Vermeil hasn’t lost a step in K.C.

? It worked here, a generation ago.

It worked again, four seasons ago, in St. Louis.

And now, in Kansas City, it is working yet again.

Unbridled emotion, raw as an open wound. Scalding tears and those grizzly-embrace hugs. That fierce clasping and squeezing of the back of your neck and that soul-searing stare that pierces your eyeballs and makes you want to walk through Hades in a gasoline suit for the man.

Game balls presented as though they were ingots of gold, and mutely accepted by large men as though they were receiving Holy Communion.

The coach reaches into his chest and flings his heart out there on the locker room floor and wants to know who’s willing to do the same, and pretty soon even those who think it sappy and cornpone are surprised to find their own flopping about down there with the others.

Dick Vermeil hasn’t lost a step, baby.

Sixty-six, going on 26. A Gray Panther. Or, maybe, the Silver Fox. Making grandfathers proud of every liver spot.

Able to relate, educate, elevate, motivate, accelerate, generate, duplicate, placate.

The Kansas City Chiefs have begun the season 3-0. Just as the Eagles did in 1980. Just as the Rams did in 1999.

Dick Vermeil could become the first coach to take three different teams to the Super Bowl.

This is the sort of frenzied loyalty the man inspires: There is out there on the Internet a Web site — “ — on which it is possible to vote on subjects such as prosecution of war criminals, global affairs, military airfares, and … and … a pledge for Dick Vermeil to remain as head coach of the Chiefs beyond his current contract. At last check, 878 had signed the petition.

They don’t just want him for now, they want him forever.

The petition, which reads like a hyperventilating love poem, cites, among other attributes of the coach, his “sagacity.” Who was the last NFL coach to be connected to “sagacity?” That would be a long and fruitless search.

Besides his oratorical skills and his perpetually open emotional floodgates, Vermeil is employing much the same offensive approach that worked in his previous stops — that is, find as many ways as possible to get the ball into the hands of a back who may not be very big but plays like it, willing to take shattering hits and yet keeps coming back for more.

It was Wilbert Montgomery in Philadelphia, gloriously reckless, subjecting those of us chronicling the Birds to what became known as the Wilbert Watch as we waited and waited and waited for the medics and trainers to put him back together after a game.

In St. Louis, it was Marshall Faulk, compact and remarkably sturdy, a game-breaker as runner or receiver.

In K.C., it is Priest Holmes, worth his weight in precious gems to the Fantasy League players — 24 touchdowns and 2,287 rushing-receiving yards last year.

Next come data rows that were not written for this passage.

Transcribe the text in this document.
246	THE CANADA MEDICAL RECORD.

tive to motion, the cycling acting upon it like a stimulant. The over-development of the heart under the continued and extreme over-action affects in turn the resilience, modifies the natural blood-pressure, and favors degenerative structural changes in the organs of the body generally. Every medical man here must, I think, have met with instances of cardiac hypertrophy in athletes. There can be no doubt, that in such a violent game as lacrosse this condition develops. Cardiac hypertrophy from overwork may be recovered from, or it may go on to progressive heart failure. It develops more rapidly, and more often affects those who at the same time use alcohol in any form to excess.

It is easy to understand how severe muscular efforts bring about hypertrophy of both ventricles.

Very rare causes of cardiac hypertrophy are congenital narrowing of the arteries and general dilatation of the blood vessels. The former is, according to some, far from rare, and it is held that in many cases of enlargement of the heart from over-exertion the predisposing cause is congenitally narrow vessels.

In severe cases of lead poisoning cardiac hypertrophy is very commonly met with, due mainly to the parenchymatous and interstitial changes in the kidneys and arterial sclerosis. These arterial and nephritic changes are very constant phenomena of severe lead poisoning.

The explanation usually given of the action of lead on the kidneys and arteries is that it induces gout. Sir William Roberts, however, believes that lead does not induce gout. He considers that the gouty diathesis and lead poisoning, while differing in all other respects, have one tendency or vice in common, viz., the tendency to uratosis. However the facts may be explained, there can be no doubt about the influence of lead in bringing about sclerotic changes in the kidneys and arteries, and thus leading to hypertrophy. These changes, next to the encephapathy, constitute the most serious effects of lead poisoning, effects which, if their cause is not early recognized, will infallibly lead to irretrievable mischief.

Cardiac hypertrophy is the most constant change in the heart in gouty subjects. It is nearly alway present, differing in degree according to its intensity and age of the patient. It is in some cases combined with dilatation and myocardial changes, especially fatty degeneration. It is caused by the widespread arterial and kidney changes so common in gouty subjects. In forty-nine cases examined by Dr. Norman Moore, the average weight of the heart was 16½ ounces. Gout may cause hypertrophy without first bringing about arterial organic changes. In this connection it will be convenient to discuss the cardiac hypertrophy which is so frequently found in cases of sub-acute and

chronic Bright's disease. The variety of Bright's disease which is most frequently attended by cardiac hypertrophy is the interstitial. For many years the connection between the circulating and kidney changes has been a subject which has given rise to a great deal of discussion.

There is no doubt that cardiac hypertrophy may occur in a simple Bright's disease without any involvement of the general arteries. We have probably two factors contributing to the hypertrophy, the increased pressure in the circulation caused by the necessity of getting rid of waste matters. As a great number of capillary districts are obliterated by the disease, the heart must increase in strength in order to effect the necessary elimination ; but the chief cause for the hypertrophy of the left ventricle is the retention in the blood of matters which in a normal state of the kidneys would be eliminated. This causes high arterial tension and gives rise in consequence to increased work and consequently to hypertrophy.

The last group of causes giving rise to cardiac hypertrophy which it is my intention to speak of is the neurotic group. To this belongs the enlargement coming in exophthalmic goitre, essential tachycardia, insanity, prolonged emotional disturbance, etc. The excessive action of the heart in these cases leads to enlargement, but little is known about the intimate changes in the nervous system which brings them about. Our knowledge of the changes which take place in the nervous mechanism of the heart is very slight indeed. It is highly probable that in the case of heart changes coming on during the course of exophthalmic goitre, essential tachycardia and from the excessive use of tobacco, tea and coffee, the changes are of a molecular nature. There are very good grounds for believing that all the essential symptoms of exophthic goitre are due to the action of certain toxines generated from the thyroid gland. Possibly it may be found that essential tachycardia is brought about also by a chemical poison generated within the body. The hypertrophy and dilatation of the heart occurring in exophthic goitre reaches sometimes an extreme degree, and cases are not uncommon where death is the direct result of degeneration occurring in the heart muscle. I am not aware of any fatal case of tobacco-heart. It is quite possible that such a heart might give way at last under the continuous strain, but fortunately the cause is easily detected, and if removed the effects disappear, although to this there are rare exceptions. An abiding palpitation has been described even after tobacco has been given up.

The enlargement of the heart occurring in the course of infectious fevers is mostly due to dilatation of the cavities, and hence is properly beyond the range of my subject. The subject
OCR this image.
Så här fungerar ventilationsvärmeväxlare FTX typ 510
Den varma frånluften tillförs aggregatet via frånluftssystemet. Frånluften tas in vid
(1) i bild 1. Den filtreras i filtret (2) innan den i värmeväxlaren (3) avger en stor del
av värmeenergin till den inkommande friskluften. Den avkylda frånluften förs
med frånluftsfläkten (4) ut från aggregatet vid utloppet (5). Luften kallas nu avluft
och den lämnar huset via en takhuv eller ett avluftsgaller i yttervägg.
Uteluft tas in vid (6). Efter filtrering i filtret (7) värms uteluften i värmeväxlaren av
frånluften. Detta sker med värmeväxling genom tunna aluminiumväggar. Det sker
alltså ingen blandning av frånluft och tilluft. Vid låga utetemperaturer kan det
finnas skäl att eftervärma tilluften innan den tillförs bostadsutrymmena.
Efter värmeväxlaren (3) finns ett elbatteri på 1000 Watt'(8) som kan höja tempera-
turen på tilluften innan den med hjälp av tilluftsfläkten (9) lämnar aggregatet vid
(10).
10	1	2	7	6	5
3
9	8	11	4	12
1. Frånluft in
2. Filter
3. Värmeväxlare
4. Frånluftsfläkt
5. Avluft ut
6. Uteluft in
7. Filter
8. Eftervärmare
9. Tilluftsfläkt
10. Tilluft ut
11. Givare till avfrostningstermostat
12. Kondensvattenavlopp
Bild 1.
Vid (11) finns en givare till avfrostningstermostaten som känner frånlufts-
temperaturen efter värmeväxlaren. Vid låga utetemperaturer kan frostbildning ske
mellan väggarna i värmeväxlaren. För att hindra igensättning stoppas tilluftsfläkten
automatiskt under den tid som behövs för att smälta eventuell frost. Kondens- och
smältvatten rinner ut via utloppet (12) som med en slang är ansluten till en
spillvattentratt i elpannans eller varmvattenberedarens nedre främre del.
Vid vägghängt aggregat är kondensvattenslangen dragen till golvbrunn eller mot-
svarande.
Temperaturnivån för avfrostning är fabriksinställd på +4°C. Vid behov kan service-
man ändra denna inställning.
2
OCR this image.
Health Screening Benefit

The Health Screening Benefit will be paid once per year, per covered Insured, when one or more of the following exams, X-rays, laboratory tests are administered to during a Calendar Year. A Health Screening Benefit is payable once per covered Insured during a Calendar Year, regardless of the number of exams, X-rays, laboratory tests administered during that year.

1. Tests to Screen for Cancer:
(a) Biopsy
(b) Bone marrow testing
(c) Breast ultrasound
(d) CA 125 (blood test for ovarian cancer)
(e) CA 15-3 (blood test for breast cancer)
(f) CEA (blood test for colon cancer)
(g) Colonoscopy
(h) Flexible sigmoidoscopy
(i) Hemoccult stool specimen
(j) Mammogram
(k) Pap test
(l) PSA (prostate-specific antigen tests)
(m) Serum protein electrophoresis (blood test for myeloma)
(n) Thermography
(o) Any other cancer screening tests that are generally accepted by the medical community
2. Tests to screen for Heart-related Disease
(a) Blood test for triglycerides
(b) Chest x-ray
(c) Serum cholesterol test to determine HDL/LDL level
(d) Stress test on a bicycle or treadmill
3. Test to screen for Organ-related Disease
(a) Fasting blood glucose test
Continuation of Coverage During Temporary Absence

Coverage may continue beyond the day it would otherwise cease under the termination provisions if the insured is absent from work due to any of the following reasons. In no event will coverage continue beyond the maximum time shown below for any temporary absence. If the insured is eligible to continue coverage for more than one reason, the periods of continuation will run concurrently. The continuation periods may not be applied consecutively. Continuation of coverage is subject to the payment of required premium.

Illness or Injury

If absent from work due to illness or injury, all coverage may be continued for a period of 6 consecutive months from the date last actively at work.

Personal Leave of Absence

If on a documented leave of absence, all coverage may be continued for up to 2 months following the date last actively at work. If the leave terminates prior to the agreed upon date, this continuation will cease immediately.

Vermeil scripted the perfect ending for himself, walking away from the Rams right after taking them from worst to first. Into the sunset and out to his farm outside Philly. And then he went and risked it all by coming back, unable to resist Carl Peterson, the Chiefs’ president and Vermeil’s pal for almost forever.

He admitted he thought he might have made a mistake, coming back yet again.

But now he is creeping up on history. Cue the Kleenex.